IHU On-Line - Se a religião faz parte de tradições passadas e se a pós-modernidade está caracterizada por crenças individuais, que futuro o senhor vislumbra para religiões monoteístas? Elas ainda ganham importância, por exemplo, no diálogo inter-religioso?
Marcel Gauchet - Parece-me difícil falar das “religiões monoteístas” em geral, pois a situação do Judaísmo e mais ainda a do Islã me parece muito diferente daquela do Cristianismo. Aliás, isso é em parte o que constitui a dificuldade do diálogo inter-religioso. Falamos da Europa, onde o fenômeno da saída da religião tem seu destaque mais avançado e se vê melhor isso. O Cristianismo, católico ou protestante, deixou de ser um quadro intelectual e simbólico englobante. Ele se tornou uma família espiritual, entre outras, no seio de uma sociedade filosoficamente pluralista e na qual os elos sociais estão baseados na livre adesão dos indivíduos. Aos olhos de seus adeptos, a religião estava ao lado de Estado, daquilo que define a ordem e a legitimidade da coletividade em seu conjunto, mesmo quando havia separação da Igreja e do Estado, como na França. Agora ela passou para o lado da sociedade civil. As Igrejas são componentes da sociedade civil, sob o mesmo título que os partidos políticos, os sindicatos ou as sociedades de pensamento. Esta é uma mudança de posição fundamental. As religiões guardam toda a sua importância aos olhos de seus fiéis. Entretanto, elas não são mais determinantes para a vida coletiva.
IHU On-Line - Como o senhor define o novo Cristianismo baseado na fé dos indivíduos? Em que sentido essa nova perspectiva, fundada na adesão pessoal, muda a característica e a essência do Cristianismo, tal como é entendido até o momento?
Marcel Gauchet - É muito mais difícil captar como essa mudança política e sociológica repercute sobre a substância da fé, sobre a essência íntima do Cristianismo.
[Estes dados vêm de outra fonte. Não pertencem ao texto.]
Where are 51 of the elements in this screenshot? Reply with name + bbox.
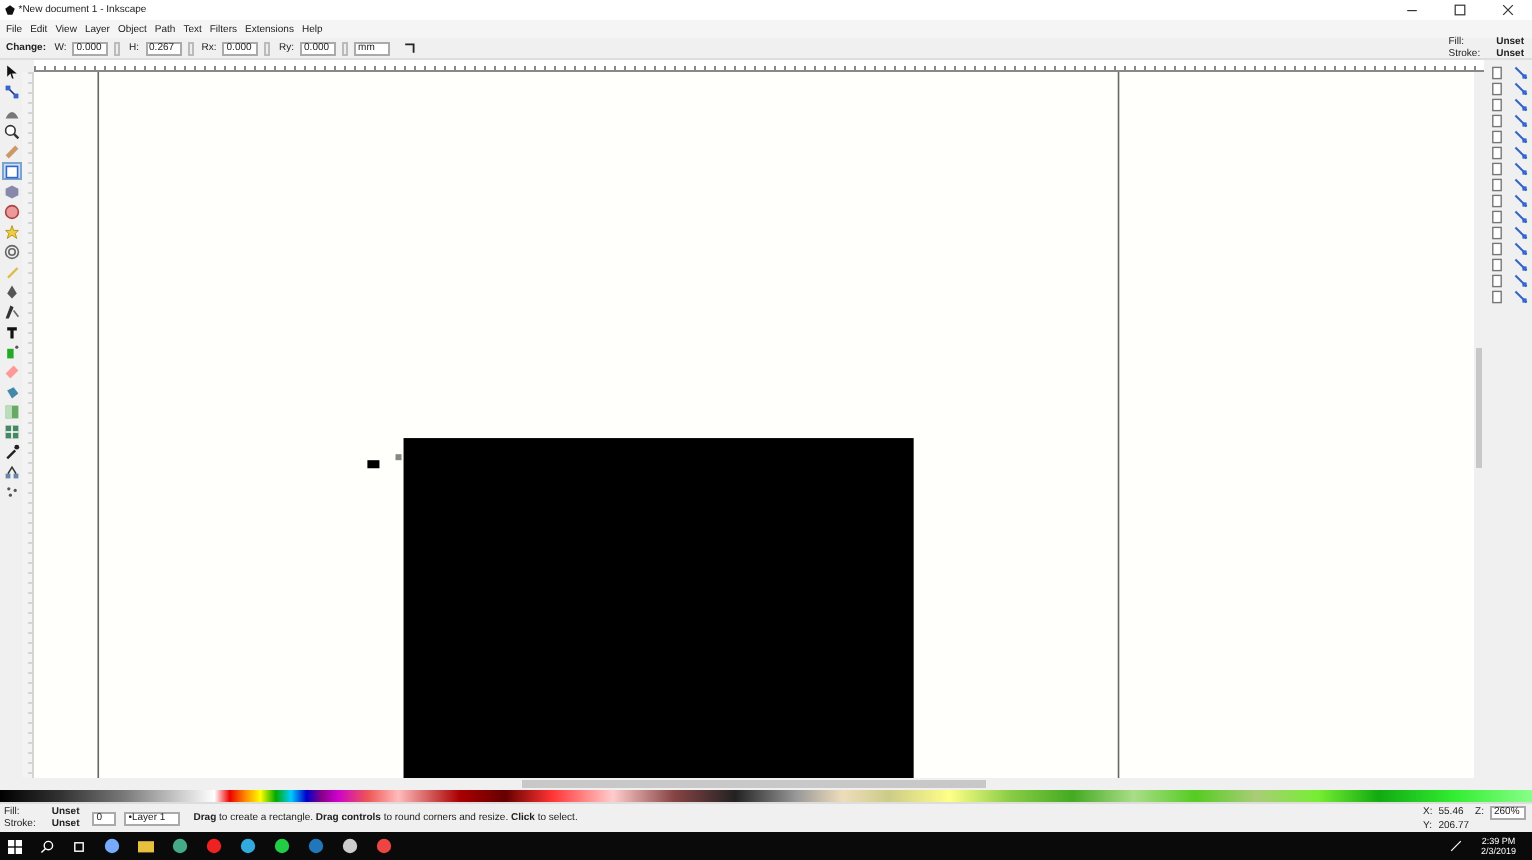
snap-line-icon[interactable] <box>1513 98 1527 112</box>
snap-line-icon[interactable] <box>1513 194 1527 208</box>
snap-line-icon[interactable] <box>1513 130 1527 144</box>
network-icon[interactable] <box>1450 840 1463 852</box>
snap-line-icon[interactable] <box>1513 82 1527 96</box>
app-icon[interactable] <box>274 838 290 854</box>
snap-line-icon[interactable] <box>1513 114 1527 128</box>
close-icon[interactable] <box>1502 4 1514 16</box>
rectangle-shape[interactable] <box>367 460 380 469</box>
node-tool-button[interactable] <box>1 82 21 100</box>
app-icon[interactable] <box>104 838 120 854</box>
dropper-tool-button[interactable] <box>1 442 21 460</box>
folder-icon[interactable] <box>138 838 154 854</box>
square-tool-button[interactable] <box>1 162 21 180</box>
bucket-tool-button[interactable] <box>1 382 21 400</box>
pen-tool-button[interactable] <box>1 282 21 300</box>
snap-line-icon[interactable] <box>1513 290 1527 304</box>
star-tool-button[interactable] <box>1 222 21 240</box>
snap-line-icon[interactable] <box>1513 162 1527 176</box>
mesh-tool-button[interactable] <box>1 422 21 440</box>
snap-line-icon[interactable] <box>1513 66 1527 80</box>
calligraphy-tool-button[interactable] <box>1 302 21 320</box>
windows-icon[interactable] <box>8 839 22 853</box>
spray-dots-tool-button[interactable] <box>1 482 21 500</box>
app-icon[interactable] <box>376 838 392 854</box>
color-palette[interactable] <box>0 790 1532 802</box>
maximize-icon[interactable] <box>1454 4 1466 16</box>
spiral-tool-button[interactable] <box>1 242 21 260</box>
app-icon[interactable] <box>342 838 358 854</box>
cube-tool-button[interactable] <box>1 182 21 200</box>
search-icon[interactable] <box>40 839 54 853</box>
minimize-icon[interactable] <box>1406 4 1418 16</box>
snap-line-icon[interactable] <box>1513 274 1527 288</box>
arrow-tool-button[interactable] <box>1 62 21 80</box>
corner-icon[interactable] <box>404 42 417 54</box>
snap-line-icon[interactable] <box>1513 210 1527 224</box>
zoom-tool-button[interactable] <box>1 122 21 140</box>
snap-line-icon[interactable] <box>1513 146 1527 160</box>
snap-line-icon[interactable] <box>1513 178 1527 192</box>
snap-line-icon[interactable] <box>1513 226 1527 240</box>
snap-line-icon[interactable] <box>1513 242 1527 256</box>
snap-line-icon[interactable] <box>1513 258 1527 272</box>
resize-handle[interactable] <box>395 454 402 461</box>
connector-tool-button[interactable] <box>1 462 21 480</box>
app-icon[interactable] <box>172 838 188 854</box>
circle-tool-button[interactable] <box>1 202 21 220</box>
app-icon[interactable] <box>240 838 256 854</box>
app-logo-icon <box>4 4 16 16</box>
text-tool-button[interactable] <box>1 322 21 340</box>
gradient-tool-button[interactable] <box>1 402 21 420</box>
task-view-icon[interactable] <box>72 839 86 853</box>
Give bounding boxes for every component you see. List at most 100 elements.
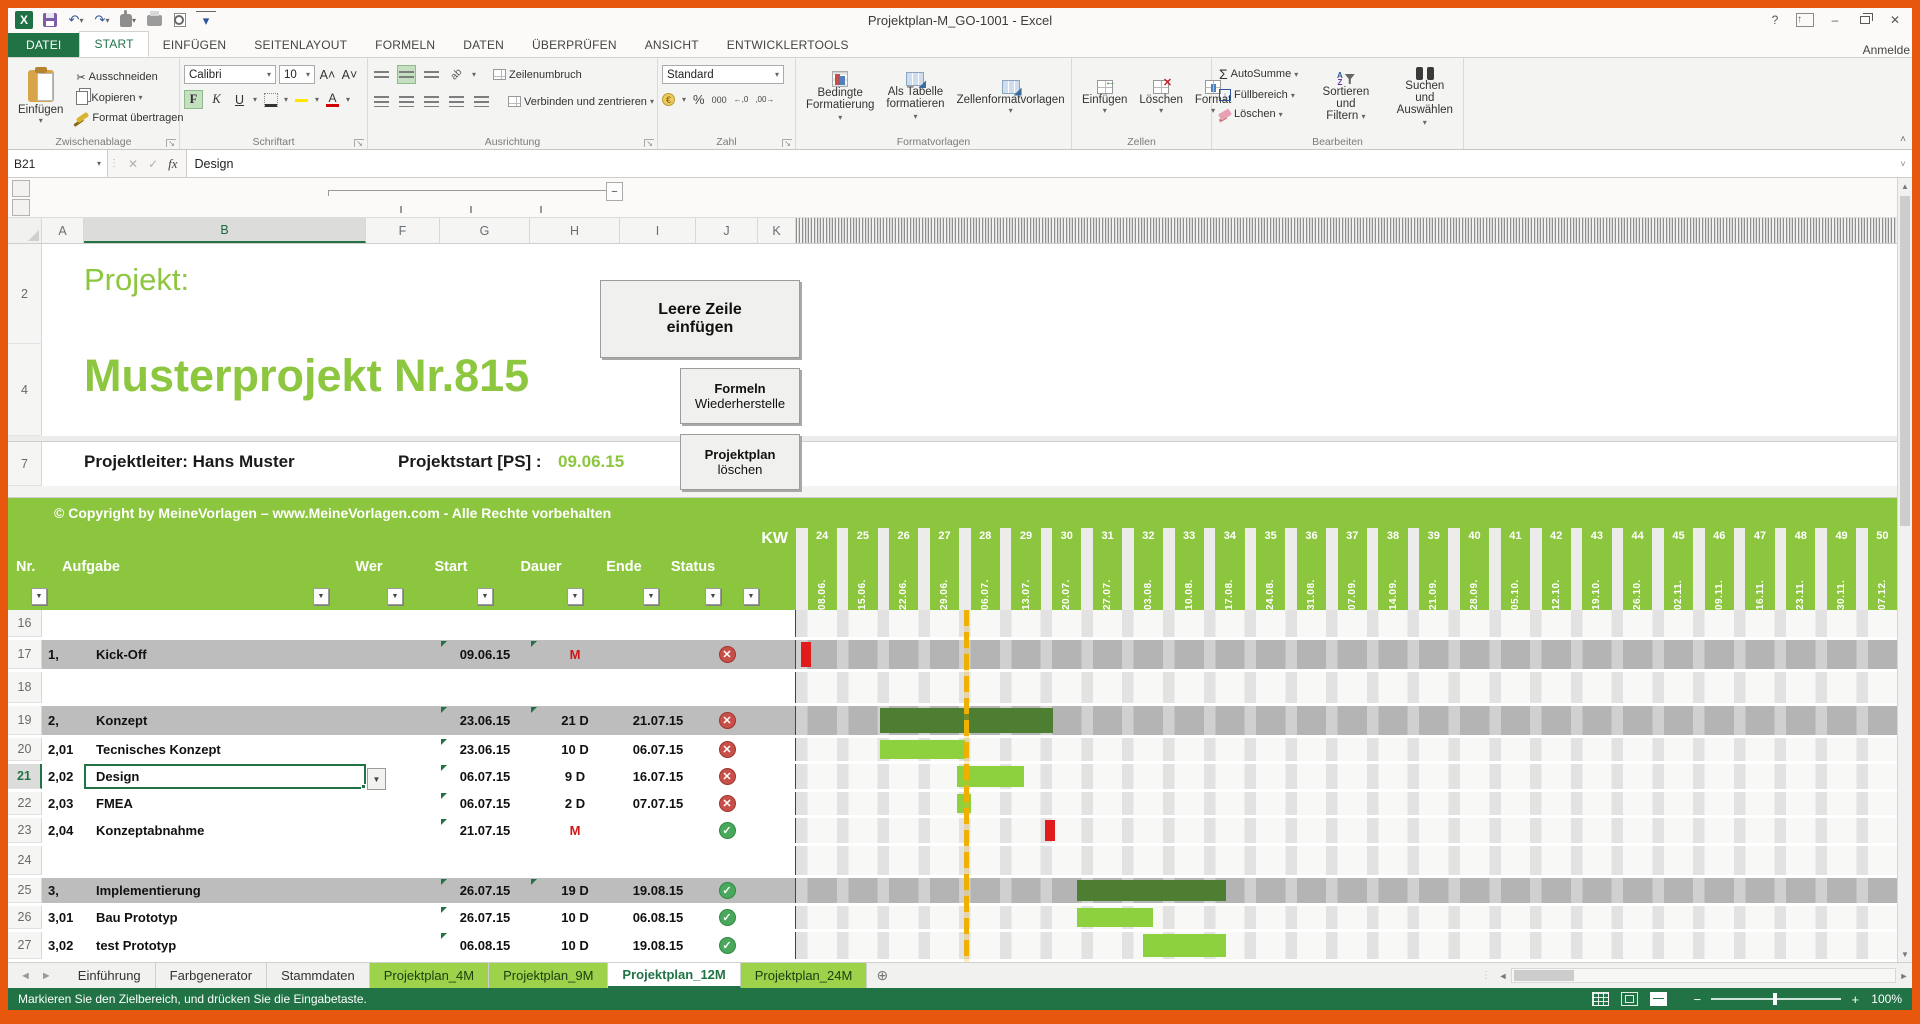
- delete-project-plan-button[interactable]: Projektplan löschen: [680, 434, 800, 490]
- project-start-value[interactable]: 09.06.15: [558, 452, 624, 472]
- orientation-button[interactable]: ab: [447, 65, 466, 84]
- undo-icon[interactable]: ↶▾: [66, 11, 86, 29]
- namebox-splitter[interactable]: ⋮: [108, 150, 120, 177]
- row-header-22[interactable]: 22: [8, 792, 42, 815]
- font-name-combo[interactable]: Calibri▾: [184, 65, 276, 84]
- shrink-font-button[interactable]: A˅: [340, 65, 359, 84]
- filter-dropdown-icon-F[interactable]: ▼: [387, 588, 403, 605]
- vertical-scrollbar[interactable]: ▲ ▼: [1897, 178, 1912, 962]
- page-break-view-icon[interactable]: [1650, 992, 1667, 1006]
- row-header-19[interactable]: 19: [8, 706, 42, 735]
- cut-button[interactable]: ✂Ausschneiden: [73, 69, 186, 86]
- align-center-button[interactable]: [397, 92, 416, 111]
- vertical-scroll-thumb[interactable]: [1900, 196, 1910, 526]
- sheet-tab-projektplan_12m[interactable]: Projektplan_12M: [608, 963, 740, 988]
- expand-formula-bar-icon[interactable]: ˅: [1894, 150, 1912, 177]
- zoom-slider-thumb[interactable]: [1773, 993, 1777, 1005]
- row-header-25[interactable]: 25: [8, 878, 42, 903]
- collapse-ribbon-icon[interactable]: ˄: [1900, 134, 1906, 145]
- zoom-slider[interactable]: [1711, 998, 1841, 1000]
- touch-mode-icon[interactable]: ▾: [118, 11, 138, 29]
- minimize-button[interactable]: –: [1822, 11, 1848, 30]
- row-header-23[interactable]: 23: [8, 818, 42, 843]
- ribbon-tab-start[interactable]: START: [79, 31, 148, 57]
- delete-cells-button[interactable]: ✕ Löschen ▾: [1133, 61, 1188, 133]
- find-select-button[interactable]: Suchen und Auswählen ▾: [1391, 61, 1459, 133]
- italic-button[interactable]: K: [207, 90, 226, 109]
- dialog-launcher-icon[interactable]: ↘: [644, 139, 654, 147]
- ribbon-tab-seitenlayout[interactable]: SEITENLAYOUT: [240, 33, 361, 57]
- redo-icon[interactable]: ↷▾: [92, 11, 112, 29]
- format-as-table-button[interactable]: Als Tabelle formatieren ▾: [880, 61, 950, 133]
- accounting-format-icon[interactable]: €: [662, 93, 675, 106]
- new-sheet-button[interactable]: ⊕: [867, 963, 897, 988]
- ribbon-tab-datei[interactable]: DATEI: [8, 33, 79, 57]
- underline-button[interactable]: U: [230, 90, 249, 109]
- comma-style-button[interactable]: 000: [712, 95, 727, 105]
- row-header-4[interactable]: 4: [8, 344, 42, 436]
- sheet-tab-farbgenerator[interactable]: Farbgenerator: [156, 963, 267, 988]
- scroll-up-icon[interactable]: ▲: [1898, 178, 1912, 194]
- collapse-column-group-button[interactable]: −: [606, 182, 623, 201]
- filter-dropdown-icon-G[interactable]: ▼: [477, 588, 493, 605]
- formula-input[interactable]: Design: [187, 150, 1894, 177]
- horizontal-scroll-track[interactable]: [1511, 968, 1896, 983]
- cancel-entry-icon[interactable]: ✕: [128, 157, 138, 171]
- row-header-2[interactable]: 2: [8, 244, 42, 344]
- dialog-launcher-icon[interactable]: ↘: [166, 139, 176, 147]
- tab-splitter[interactable]: ⋮: [1477, 970, 1495, 981]
- normal-view-icon[interactable]: [1592, 992, 1609, 1006]
- increase-decimal-button[interactable]: ←,0: [734, 95, 749, 104]
- percent-style-button[interactable]: %: [693, 92, 705, 107]
- column-header-H[interactable]: H: [530, 218, 620, 243]
- restore-button[interactable]: [1852, 11, 1878, 30]
- sheet-tab-stammdaten[interactable]: Stammdaten: [267, 963, 370, 988]
- column-header-B[interactable]: B: [84, 218, 366, 243]
- wrap-text-button[interactable]: Zeilenumbruch: [490, 67, 585, 83]
- column-header-K[interactable]: K: [758, 218, 796, 243]
- dialog-launcher-icon[interactable]: ↘: [354, 139, 364, 147]
- sheet-tab-projektplan_24m[interactable]: Projektplan_24M: [741, 963, 868, 988]
- cell-styles-button[interactable]: Zellenformatvorlagen ▾: [951, 61, 1071, 133]
- confirm-entry-icon[interactable]: ✓: [148, 157, 158, 171]
- zoom-in-icon[interactable]: +: [1849, 992, 1861, 1007]
- scroll-left-icon[interactable]: ◄: [1495, 968, 1511, 984]
- row-header-24[interactable]: 24: [8, 846, 42, 875]
- close-button[interactable]: ✕: [1882, 11, 1908, 30]
- sign-in-label[interactable]: Anmelde: [1863, 43, 1912, 57]
- print-icon[interactable]: [144, 11, 164, 29]
- print-preview-icon[interactable]: [170, 11, 190, 29]
- cell-task[interactable]: Design▼: [84, 764, 366, 789]
- row-header-21[interactable]: 21: [8, 764, 42, 789]
- align-top-button[interactable]: [372, 65, 391, 84]
- format-painter-button[interactable]: Format übertragen: [73, 110, 186, 126]
- selected-cell[interactable]: Design▼: [84, 764, 366, 789]
- fill-button[interactable]: ↓Füllbereich▾: [1216, 87, 1301, 103]
- narrow-columns-hatch[interactable]: [796, 218, 1897, 243]
- column-header-J[interactable]: J: [696, 218, 758, 243]
- ribbon-tab-entwicklertools[interactable]: ENTWICKLERTOOLS: [713, 33, 863, 57]
- sheet-tab-einführung[interactable]: Einführung: [64, 963, 156, 988]
- ribbon-tab-überprüfen[interactable]: ÜBERPRÜFEN: [518, 33, 631, 57]
- conditional-formatting-button[interactable]: Bedingte Formatierung ▾: [800, 61, 880, 133]
- row-header-16[interactable]: 16: [8, 610, 42, 637]
- ribbon-tab-formeln[interactable]: FORMELN: [361, 33, 449, 57]
- insert-empty-row-button[interactable]: Leere Zeile einfügen: [600, 280, 800, 358]
- insert-function-icon[interactable]: fx: [168, 156, 177, 172]
- font-size-combo[interactable]: 10▾: [279, 65, 315, 84]
- zoom-level[interactable]: 100%: [1871, 992, 1912, 1006]
- dialog-launcher-icon[interactable]: ↘: [782, 139, 792, 147]
- fill-color-button[interactable]: [292, 90, 311, 109]
- ribbon-tab-ansicht[interactable]: ANSICHT: [631, 33, 713, 57]
- help-button[interactable]: ?: [1762, 11, 1788, 30]
- merge-center-button[interactable]: Verbinden und zentrieren▾: [505, 94, 657, 110]
- row-header-7[interactable]: 7: [8, 442, 42, 486]
- column-header-G[interactable]: G: [440, 218, 530, 243]
- row-header-26[interactable]: 26: [8, 906, 42, 929]
- row-header-27[interactable]: 27: [8, 932, 42, 959]
- sort-filter-button[interactable]: AZ Sortieren und Filtern ▾: [1309, 61, 1382, 133]
- decrease-indent-button[interactable]: [447, 92, 466, 111]
- filter-dropdown-icon-H[interactable]: ▼: [567, 588, 583, 605]
- sheet-tab-projektplan_9m[interactable]: Projektplan_9M: [489, 963, 608, 988]
- zoom-out-icon[interactable]: −: [1691, 992, 1703, 1007]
Ela se traduz, parece-me, por um sentimento mais intenso da alteridade do divino, de sua exterioridade em relação ao mundo humano. Se Deus não comanda mais os homens, se Ele não lhes dá mais uma lei, como os deuses sempre o haviam feito através da história, então é preciso pensá-lo diversamente do modo como se fazia. Isso é ainda mais misterioso do que antes. Sua relação com os homens é ainda mais problemática.
IHU On-Line - De que forma a pós-modernidade tende a pensar o religioso?
Marcel Gauchet - Devo começar por dizer que tenho grandes dúvidas sobre o valor desta noção de pós-modernidade. Vejo muito bem o que ela procura descrever, mas creio que ela introduz um erro de diagnóstico. Ela toma uma ruptura na modernidade por uma ruptura com a modernidade. Dito isso, o novo curso das mentalidades e das ideias que ela designa corresponde a uma realidade. Chamemo-la de pós-modernidade, se assim o quiseres. A dita pós-modernidade não pensa o religioso. Ela nada tem a dizer a respeito. Ela lhe dá um lugar unicamente sob o título da emoção e da afetividade. Mas o que há de especificamente religioso nesta experiência não lhe interessa.
IHU On-Line – Mas então podemos pensar numa sociedade pós-metafísica?
Marcel Gauchet – A meu ver, nós não estamos numa sociedade pós-metafísica, mas numa sociedade em que a pós-metafísica é opcional, o que é muito diferente.
IHU On-Line - Se Deus morreu como instância organizadora da sociedade, instituidora da lei, como é dito em seu livro Depois da religião, que espaço Ele ocupa na sociedade atual e como Ele se manifesta no coração do humano?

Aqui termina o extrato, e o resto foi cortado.